How Forensic Scientists Use Automated Liquid Handling

How Forensic Scientists Use Automated Liquid Handling

Automated liquid handling equipment sees applications across a wide range of industries. The field of forensics prominently uses various forms of liquid handling equipment, including DNA extraction and next-generation library sequencing equipment. Below, you’ll learn more about how forensic scientists use automated liquid handling. It allows them to reduce the backlog of untested sexual assault kits and perform more accurate DNA analysis in criminal investigations.

Sexual Assault Kit Processing

There are many factors which contribute to the excess of backlogged and untested sexual assault kits in the United States. The most prevalent reason for this backlog is the sheer volume and high demand for sexual assault kit testing in crime labs across the country. To better tend to the high volume of untested kits, many forensic science labs are turning to automated liquid handling equipment to expedite the process. This highly intelligent equipment uses a degradative agent to selectively separate sperm from non-sperm cells within a mixed sample. It automates the numerous wash,  reduces the number of centrifugation steps and increases the sample processing capabilities to yield a higher number of samples per run. As such, automated liquid handling equipment can quickly process more untested sexual assault kits. Since this equipment allows for a higher efficiency and throughput rate, it also allows a forensic scientist to reallocate their skills. They will no longer need to worry themselves over the tedious tasks of centrifugation. In further proof of this equipment’s efficiency and reliability, a 2018 study from Oakland Police Department found that automated liquid handling equipment can produce sperm fractions with little to no epithelial cell carryover.

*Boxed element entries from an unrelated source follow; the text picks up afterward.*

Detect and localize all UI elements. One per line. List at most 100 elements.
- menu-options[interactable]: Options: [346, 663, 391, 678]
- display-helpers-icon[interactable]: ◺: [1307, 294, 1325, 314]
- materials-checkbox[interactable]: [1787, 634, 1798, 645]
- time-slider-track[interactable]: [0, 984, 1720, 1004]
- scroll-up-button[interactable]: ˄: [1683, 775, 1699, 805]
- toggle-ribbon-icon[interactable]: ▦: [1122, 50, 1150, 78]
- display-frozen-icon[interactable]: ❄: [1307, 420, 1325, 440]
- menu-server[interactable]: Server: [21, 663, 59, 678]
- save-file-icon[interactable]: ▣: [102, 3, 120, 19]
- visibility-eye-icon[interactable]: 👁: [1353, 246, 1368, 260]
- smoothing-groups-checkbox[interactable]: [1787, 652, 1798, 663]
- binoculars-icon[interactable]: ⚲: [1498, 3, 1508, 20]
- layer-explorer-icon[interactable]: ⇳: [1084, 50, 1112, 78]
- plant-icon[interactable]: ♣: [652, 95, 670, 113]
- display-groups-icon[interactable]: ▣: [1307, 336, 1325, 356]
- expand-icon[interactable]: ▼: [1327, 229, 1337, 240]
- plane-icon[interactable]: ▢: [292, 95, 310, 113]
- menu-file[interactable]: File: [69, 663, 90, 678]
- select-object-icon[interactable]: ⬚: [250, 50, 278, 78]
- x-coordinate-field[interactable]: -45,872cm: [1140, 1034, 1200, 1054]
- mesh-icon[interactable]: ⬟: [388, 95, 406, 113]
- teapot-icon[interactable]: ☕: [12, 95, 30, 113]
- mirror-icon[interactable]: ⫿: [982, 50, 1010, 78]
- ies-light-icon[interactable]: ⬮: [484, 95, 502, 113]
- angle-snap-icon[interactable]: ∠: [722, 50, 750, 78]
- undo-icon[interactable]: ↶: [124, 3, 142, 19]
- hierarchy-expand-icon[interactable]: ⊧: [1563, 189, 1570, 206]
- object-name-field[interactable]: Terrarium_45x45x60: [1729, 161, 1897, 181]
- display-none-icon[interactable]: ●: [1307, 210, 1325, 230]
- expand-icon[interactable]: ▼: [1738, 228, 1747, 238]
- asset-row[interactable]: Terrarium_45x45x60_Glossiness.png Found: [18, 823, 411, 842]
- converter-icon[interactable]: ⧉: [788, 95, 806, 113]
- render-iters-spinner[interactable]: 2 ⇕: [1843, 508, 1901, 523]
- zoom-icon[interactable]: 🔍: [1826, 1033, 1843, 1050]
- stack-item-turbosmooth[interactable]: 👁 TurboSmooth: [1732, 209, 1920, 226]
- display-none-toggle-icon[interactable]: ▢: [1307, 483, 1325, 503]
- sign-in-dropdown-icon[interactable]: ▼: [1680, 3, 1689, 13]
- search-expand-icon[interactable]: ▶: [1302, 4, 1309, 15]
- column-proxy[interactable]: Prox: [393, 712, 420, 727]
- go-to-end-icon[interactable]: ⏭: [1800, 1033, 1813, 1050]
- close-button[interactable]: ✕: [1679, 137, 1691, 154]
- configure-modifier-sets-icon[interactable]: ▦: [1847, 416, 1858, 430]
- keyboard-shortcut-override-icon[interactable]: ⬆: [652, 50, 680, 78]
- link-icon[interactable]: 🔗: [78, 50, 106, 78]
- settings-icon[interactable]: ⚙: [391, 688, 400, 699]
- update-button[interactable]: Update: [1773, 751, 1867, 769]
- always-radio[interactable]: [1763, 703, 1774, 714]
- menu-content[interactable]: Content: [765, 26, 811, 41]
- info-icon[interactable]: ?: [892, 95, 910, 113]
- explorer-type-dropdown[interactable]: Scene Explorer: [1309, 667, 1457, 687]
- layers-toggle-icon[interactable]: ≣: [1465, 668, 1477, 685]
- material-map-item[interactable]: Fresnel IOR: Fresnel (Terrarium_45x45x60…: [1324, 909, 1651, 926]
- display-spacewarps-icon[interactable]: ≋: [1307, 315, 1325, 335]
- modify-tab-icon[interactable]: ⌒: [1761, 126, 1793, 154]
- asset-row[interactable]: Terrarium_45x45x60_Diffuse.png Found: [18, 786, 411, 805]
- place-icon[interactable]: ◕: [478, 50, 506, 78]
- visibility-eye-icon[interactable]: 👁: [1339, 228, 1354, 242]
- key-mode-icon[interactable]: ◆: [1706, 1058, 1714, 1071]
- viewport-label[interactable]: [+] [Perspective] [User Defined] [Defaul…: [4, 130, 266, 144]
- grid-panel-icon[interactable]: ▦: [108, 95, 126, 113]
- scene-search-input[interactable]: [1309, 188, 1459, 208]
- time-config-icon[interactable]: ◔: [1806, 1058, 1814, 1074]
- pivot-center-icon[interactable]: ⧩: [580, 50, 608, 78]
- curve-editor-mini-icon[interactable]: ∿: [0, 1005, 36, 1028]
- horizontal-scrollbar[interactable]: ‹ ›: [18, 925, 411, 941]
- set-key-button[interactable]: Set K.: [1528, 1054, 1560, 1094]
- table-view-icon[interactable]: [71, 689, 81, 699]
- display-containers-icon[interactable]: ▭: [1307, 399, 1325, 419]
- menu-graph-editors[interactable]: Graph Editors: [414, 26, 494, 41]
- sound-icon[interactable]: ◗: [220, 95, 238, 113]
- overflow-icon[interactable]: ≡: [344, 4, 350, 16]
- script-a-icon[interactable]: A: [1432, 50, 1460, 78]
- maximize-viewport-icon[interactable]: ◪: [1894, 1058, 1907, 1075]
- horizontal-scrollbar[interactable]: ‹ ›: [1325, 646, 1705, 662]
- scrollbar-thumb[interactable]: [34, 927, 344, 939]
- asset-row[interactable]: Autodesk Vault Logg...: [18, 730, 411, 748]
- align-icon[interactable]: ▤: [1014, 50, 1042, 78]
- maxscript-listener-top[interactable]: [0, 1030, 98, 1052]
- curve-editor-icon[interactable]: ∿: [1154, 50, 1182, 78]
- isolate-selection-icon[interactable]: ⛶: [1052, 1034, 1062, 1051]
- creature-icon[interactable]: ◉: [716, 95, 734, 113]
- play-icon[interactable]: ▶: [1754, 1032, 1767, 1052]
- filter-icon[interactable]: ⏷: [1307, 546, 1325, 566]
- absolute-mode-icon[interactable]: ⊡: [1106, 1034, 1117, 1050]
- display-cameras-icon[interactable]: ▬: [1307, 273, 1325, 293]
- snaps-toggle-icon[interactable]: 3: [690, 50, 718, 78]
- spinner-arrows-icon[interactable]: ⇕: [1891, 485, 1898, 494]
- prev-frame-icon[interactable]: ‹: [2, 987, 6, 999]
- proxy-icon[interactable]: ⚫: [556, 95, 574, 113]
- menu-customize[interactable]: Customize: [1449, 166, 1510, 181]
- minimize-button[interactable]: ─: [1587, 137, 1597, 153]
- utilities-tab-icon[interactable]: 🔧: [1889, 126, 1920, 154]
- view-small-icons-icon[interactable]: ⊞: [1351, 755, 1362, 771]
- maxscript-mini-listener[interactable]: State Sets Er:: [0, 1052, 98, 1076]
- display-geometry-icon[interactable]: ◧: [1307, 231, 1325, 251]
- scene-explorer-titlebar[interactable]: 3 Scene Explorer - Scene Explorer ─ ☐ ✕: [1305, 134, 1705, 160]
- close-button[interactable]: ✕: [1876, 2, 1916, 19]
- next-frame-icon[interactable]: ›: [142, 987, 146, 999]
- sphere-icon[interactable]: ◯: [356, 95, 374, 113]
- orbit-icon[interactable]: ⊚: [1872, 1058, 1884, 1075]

Next-Generation Sequencing

The history of DNA sequencing dates back hundreds of years and has applications across many scientific fields. In the forensics field, DNA sequencing has by massively parallel sequencing workflows, also known as next-generation library sequencing, is automated to significantly increase the throughput of DNA analyses. Using next-generation sequencing, forensic scientists can sequence short tandem repeat markers (STR) and single nucleotide polymorphisms (SNP) to aid in processing unsolved cases. Single nucleotide polymorphisms are the most common variation in a genome. However, the substitution of one nucleotide within a specific position in the genome marks them, so they can be difficult to identify. With the use of automated liquid handling equipment, however, scientists can better identify the single variations. Next-generation sequencing has also allowed for new capabilities, including ancestry and phenotype prediction as well as external characteristics predictions, such as eye color. This better aids in the identification of guilty parties, particularly within unsolved cases.

Drug Analysis

Forensic scientists use automated liquid handling not only in cases of sexual assault but also drug abuse. In cases of drug abuse, drug overdose, or reckless driving as a result of intoxication, forensic scientists must determine the type of drug consumed as well as the amount. In the past, forensic scientists often used liquid-liquid extraction for this process; however, solid-liquid extraction, also known as solid-phase extraction, has become increasingly common in recent years. Scientists commonly use liquid-liquid extraction in toxicology reports, such as urine and blood test, to great effect. However, solid-phase extraction, particularly when used in conjunction with automated liquid handling equipment, has proven highly efficient and reliable. According to a 2009 study by Matthew P. Juhascik and Amanda J. Jenkins, when compared with liquid-liquid extraction, solid-phase extraction proved to be faster. It was able to double the number of specimens extracted within a given time frame. Additionally, solid-phase extraction was able to detect certain drugs that liquid-liquid extraction was not, such as morphine, and was able to extract weakly acidic drugs in just one step. However, the science of forensics is not always so black and white, and solid-phase extraction may not be the best course of action for every analysis. Luckily, with the use of automated liquid handling equipment, liquid-liquid extractions can reach the same level of speed, efficiency, and reliability as solid-phase extractions.